Theorie van Darwin en moderne wetenschap

De evolutionaire theorie van Darwin kwam aan het licht toen wetenschappers nog steeds niets wisten van genen. Darwin observeerde het evolutiepatroon, maar wist niet van het mechanisme. Aan het begin van de 20e eeuw begon de genetica zich te ontwikkelen - ze openden chromosomen en genen, later decodeerden ze het DNA-molecuul. Voor sommige wetenschappers is de theorie van Darwin ontkracht: de structuur van organismen bleek complexer te zijn en het aantal chromosomen bij mensen en apen is anders.

Maar voorstanders van het darwinisme zeggen dat Darwin nooit heeft gezegd dat een man uit een aap komt - ze hebben een gemeenschappelijke voorouder. De ontdekking van genen voor darwinisten gaf een impuls aan de ontwikkeling van de synthetische evolutietheorie (de inclusie van genetica in de theorie van Darwin). De fysieke en gedragsveranderingen die natuurlijke selectie mogelijk maken, komen voor op het niveau van DNA en genen. Dergelijke veranderingen worden mutaties genoemd.
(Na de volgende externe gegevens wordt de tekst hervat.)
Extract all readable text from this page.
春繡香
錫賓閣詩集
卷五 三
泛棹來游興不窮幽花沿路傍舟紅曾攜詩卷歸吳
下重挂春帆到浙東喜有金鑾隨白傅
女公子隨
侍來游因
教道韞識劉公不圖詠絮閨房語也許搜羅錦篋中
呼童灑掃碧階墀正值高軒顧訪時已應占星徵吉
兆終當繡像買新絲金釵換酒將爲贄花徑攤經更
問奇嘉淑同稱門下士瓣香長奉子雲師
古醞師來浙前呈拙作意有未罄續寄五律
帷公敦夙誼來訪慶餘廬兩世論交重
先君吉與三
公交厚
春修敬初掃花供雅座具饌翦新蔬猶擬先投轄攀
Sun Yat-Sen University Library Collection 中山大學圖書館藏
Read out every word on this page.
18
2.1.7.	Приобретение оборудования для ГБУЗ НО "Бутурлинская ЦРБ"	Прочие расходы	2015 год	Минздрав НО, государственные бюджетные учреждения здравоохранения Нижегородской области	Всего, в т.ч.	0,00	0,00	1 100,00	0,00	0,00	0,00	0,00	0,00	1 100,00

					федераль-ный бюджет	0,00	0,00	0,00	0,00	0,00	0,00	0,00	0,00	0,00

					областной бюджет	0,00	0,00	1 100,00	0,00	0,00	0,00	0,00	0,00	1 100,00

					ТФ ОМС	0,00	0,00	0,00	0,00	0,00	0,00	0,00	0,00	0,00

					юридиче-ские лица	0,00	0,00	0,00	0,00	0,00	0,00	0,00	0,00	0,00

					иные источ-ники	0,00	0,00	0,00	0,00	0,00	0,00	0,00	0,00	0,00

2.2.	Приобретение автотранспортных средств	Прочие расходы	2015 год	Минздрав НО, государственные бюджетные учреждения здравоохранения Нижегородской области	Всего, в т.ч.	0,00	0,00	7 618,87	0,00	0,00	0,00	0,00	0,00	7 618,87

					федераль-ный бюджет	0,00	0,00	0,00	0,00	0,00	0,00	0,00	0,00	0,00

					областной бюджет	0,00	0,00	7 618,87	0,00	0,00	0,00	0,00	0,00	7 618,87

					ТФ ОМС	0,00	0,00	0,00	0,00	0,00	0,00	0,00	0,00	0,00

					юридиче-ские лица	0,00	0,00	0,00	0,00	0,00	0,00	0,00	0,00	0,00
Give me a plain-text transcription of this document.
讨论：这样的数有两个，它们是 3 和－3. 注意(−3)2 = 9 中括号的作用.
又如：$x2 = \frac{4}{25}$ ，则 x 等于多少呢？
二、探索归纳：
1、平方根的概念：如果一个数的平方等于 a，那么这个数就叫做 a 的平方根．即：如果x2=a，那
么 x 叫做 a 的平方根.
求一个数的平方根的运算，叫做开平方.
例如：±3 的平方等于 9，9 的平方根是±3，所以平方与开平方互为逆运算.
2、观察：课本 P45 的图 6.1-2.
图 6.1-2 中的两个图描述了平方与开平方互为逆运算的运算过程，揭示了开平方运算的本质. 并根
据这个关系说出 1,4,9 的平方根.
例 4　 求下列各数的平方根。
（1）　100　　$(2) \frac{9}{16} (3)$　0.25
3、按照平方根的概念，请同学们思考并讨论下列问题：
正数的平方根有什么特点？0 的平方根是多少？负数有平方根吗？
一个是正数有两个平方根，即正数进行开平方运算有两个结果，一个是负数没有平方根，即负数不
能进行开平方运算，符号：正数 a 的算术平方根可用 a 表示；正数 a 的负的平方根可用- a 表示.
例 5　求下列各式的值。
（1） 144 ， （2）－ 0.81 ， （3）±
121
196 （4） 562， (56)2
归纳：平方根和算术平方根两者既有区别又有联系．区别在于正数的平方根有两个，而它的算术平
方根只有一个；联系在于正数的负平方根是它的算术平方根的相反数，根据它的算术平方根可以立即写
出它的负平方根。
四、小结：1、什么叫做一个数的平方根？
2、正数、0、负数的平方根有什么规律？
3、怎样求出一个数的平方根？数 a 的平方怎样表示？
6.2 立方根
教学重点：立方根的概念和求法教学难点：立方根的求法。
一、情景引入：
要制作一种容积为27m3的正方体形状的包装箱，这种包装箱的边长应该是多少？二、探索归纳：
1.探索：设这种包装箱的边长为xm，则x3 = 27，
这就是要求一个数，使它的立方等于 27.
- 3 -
Mutaties zijn grondstoffen waarop evolutie werkt.

Theorie van Darwin - interessante feiten

De theorie van de evolutie van Charles Darwin is het werk van een man die, nadat hij het beroep van arts had verlaten vanwege angst voor bloed , theologie ging studeren. Nog enkele interessante feiten:

  1. De uitdrukking "de sterkste overleeft" is van de hedendaagse en gelijkgestemde Darwin-Herbert Spencer.
  2. Charles Darwin bestudeerde niet alleen exotische dieren, maar ook met hen.
  3. De Anglicaanse kerk verontschuldigde zich officieel bij de auteur van de evolutietheorie, 126 jaar na zijn dood.

Theorie van Darwin en het christendom

Op het eerste gezicht is de essentie van Darwin's theorie in tegenspraak met het goddelijke universum. Vroeger nam de religieuze omgeving vijandige nieuwe ideeën. Darwin zelf in het proces van werken hield op gelovig te zijn. Maar nu zijn veel vertegenwoordigers van het christendom tot de conclusie gekomen dat er echte verzoening kan zijn - er zijn er die religieuze overtuigingen hebben en de evolutie niet ontkennen. Katholieke en Anglicaanse kerken namen de theorie van Darwin over en legden uit dat God als schepper een impuls gaf aan het begin van het leven, en vervolgens ontwikkelde het zich op een natuurlijke manier. De orthodoxe vleugel is nog steeds onvriendelijk tegenover de darwinisten.